Outline the Glasgow Coma Scale, including the three specific criteria and the assigned point ranges for each criterion. 

The GCS is used to assess the level of consciousness:

  • Eye opening (1-4 points)

  • Verbal response (1-5 points)

  • Motor response (1-6 points)

In CO poisoning:

  • Mild poisoning: GCS 14-15

  • Moderate poisoning: GCS 9-13

  • Severe poisoning: GCS ≤8

Lower GCS scores indicate more severe CNS effects and correlate with worse outcomes

500

A 61-year old male is brought to the hospital by his son for nausea and vomiting during the last three days. He is confused and is only able to state his name and birth date. He also complains of chest pain and a headache. He lives alone in an apartment that he has been heating with a kerosene heater. Vital signs reveal a BP of 140/90 mmHg, HR 95/min, RR 12/min, O2 saturation: 99% on room air. 

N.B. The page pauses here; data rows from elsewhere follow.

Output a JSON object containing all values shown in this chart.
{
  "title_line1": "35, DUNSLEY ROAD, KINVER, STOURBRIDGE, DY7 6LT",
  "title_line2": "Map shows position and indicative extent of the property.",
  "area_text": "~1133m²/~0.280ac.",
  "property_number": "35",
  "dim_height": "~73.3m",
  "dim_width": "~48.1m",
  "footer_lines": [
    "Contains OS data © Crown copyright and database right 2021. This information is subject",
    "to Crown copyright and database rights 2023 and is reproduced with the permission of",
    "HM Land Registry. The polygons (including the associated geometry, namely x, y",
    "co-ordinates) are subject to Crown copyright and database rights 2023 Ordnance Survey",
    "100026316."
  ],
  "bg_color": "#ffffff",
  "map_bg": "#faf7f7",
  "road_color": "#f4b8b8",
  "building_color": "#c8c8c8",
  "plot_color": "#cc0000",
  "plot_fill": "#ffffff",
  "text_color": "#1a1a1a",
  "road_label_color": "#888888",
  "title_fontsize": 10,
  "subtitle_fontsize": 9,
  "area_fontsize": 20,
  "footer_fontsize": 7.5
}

Arterial blood gas reveals: 

PaCO2 = 37mmHg (32-45mmHg)

PaO2 = 85mmHg (83-108mmHg)

Blood pH = 7.20 (7.35-7.45)

The best treatment for this patient's most likely diagnosis is:

A) Amyl nitrate administration

B) Bicarbonate administration

C) Cyproheptadine administration

D) Dimercaprol administration 

E) High-flow oxygen provided via a nonbreathing mask 

Correct answer: E

The patient is most likely suffering from CO toxicity. Treatment is with 100% oxygen and hyperbaric oxygen if available. 

500

Explain how the following occur in patients w/ CO poisoning:

  • Tachycardia

  • Tachypnea

  • Elevated BP

  • Combativeness and confusion

  • Rales/crackles

  • Tachycardia: body tries to compensate for reduced O2 delivery by increasing CO

  • Tachypnea: respiratory compensation for metabolic acidosis and attempt to increase O2 intake

  • BP: elevated initially b/c CO binding Hb in RBCs to form COHb prevents RBCs from carrying O2

  • Combative and confusion due to decreased O2 to brain and other organ tissue

  • Rales/crackles: indicative of developing pulmonary edema

500

A 15-year old male is rescued from a house fire and brought to the ED in an unconscious state. Vitals reveal a HR of 110/min, RR of 40/min, and BP of 145/90 mmHg. He is presently coughing and expectorating black mucus. PE reveals bilateral rales, injected conjunctiva, bright red lips, and cherry red skin. Which of these findings on arterial blood is most likely to be associated with this patient's condition? 

A) decreased carboxyhemoglobin saturation and increased bicarbonate

B) decreased oxygen saturation via pulse oximetry

C) decreased oxyhemoglobin saturation and decreased bicarbonate

D) decreased partial pressure of oxygen

E) increased carboxyhemoglobin saturation and increased bicarbonate 

C) decreased oxyhemoglobin saturation and decreased bicarbonate

CO binds to Hb with a much greater affinity than O2, decreasing oxyhemoglobin levels. in severe CO poisoning, lactic acidosis can cause a decrease in bicarbonate buffering levels due to enhanced aerobic respiration.